Oggi al processo (di cui il Comune di Firenze è parte civile) nuove testimonianze: la vicesindaca Giachi chiede la "massima severità, ci sono state scene da Far West davanti alle quali non è possibile restare indifferenti". Prossima udienza il 19 novembre


“Rivedere i tragici eventi di quel giorno attraverso gli occhi di chi è rimasto coinvolto suo malgrado rende palpabile come in un attimo la condotta criminale e squilibrata di pochi abbia sconvolto per sempre la vita di un'intera comunità”. Lo ha detto la vicesindaca e assessora agli affari legali Cristina Giachi commentando l'udienza di oggi del processo per la morte di Duccio Dini, il giovane travolto e ucciso a 29 anni, il 10 giugno 2018 in via Canova all'Isolotto, da un'auto coinvolta in un inseguimento. In questo processo, come si ricorderà, il Comune di Firenze è parte civile.

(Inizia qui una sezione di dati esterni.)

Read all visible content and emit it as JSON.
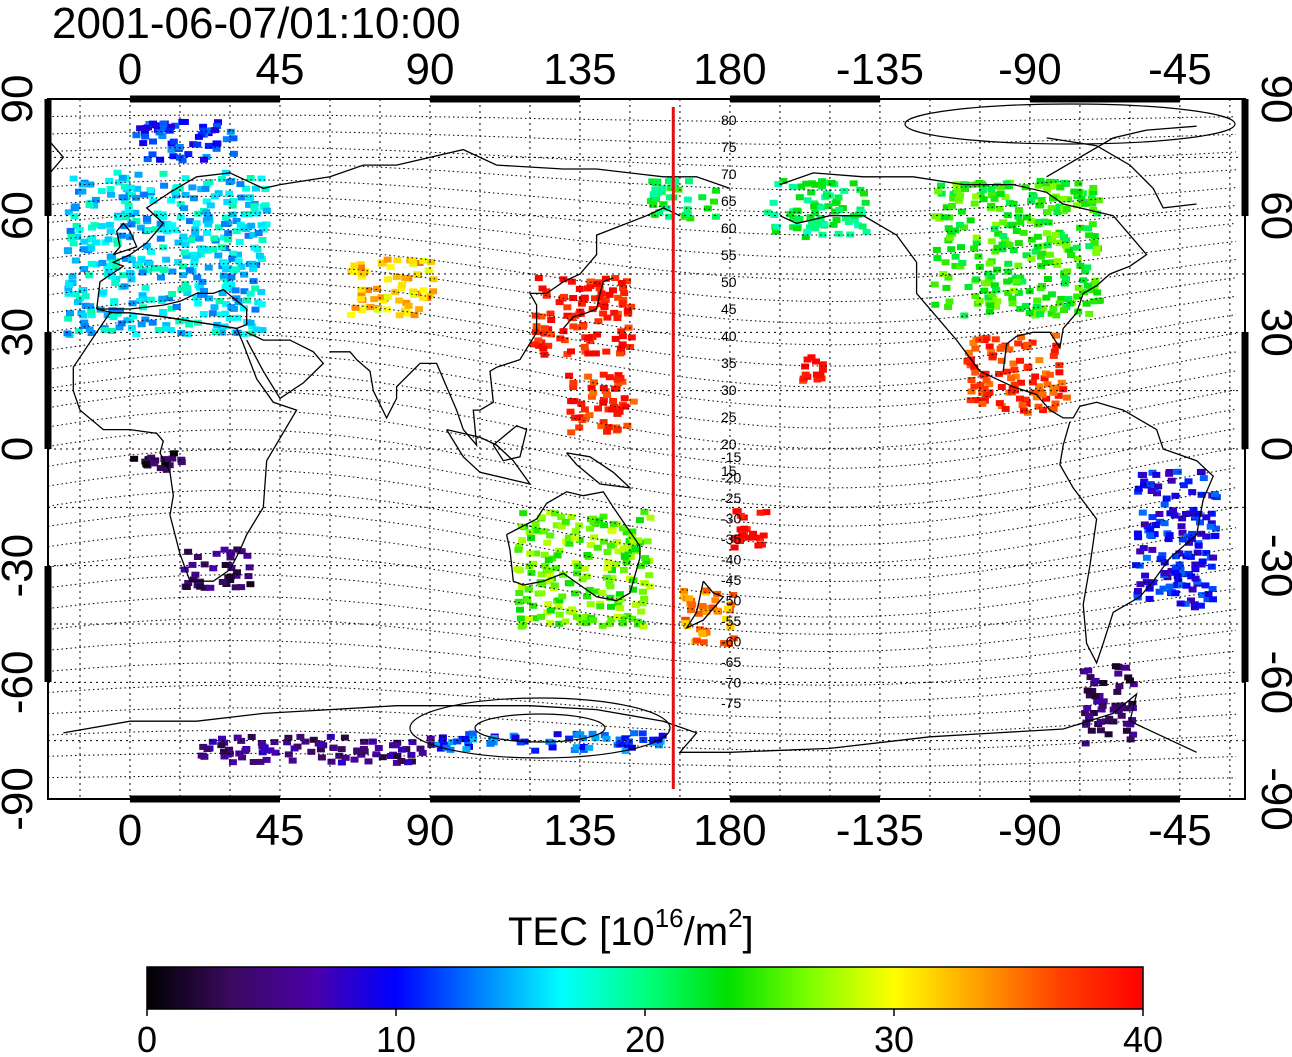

Oggi, sul banco dei testimoni, sono stati chiamati l'agente della polizia municipale che ha effettuato i rilievi dell'incidente e due carabinieri del reparto di investigazioni scientifiche. In aula sono state anche proiettate le immagini riprese dalle telecamere comunali di via dell'Argingrosso e via Canova. Per ultimo è stata la volta due cittadini coinvolti nell'incidente.
“Proprio uno di loro – ha sottolineato la vicesindaca – ha descritto il terrore provato per l'incolumità dei figli che erano in auto con lui al momento dell'impatto. L'altro si è addirittura definito 'miracolato' per non aver subito più gravi conseguenze dall'incidente”.
“Grazie al lavoro del pm e degli inquirenti ma anche alle dettagliate testimonianze dei cittadini presenti quel giorno in via Canova e di tutti gli agenti accertatori – ha concluso – si delinea con precisione che ci sono state scene da Far West davanti alle quali non è possibile rimanere indifferenti e che vogliamo siano perseguite con la massima severità”. Prossima udienza il 19 novembre.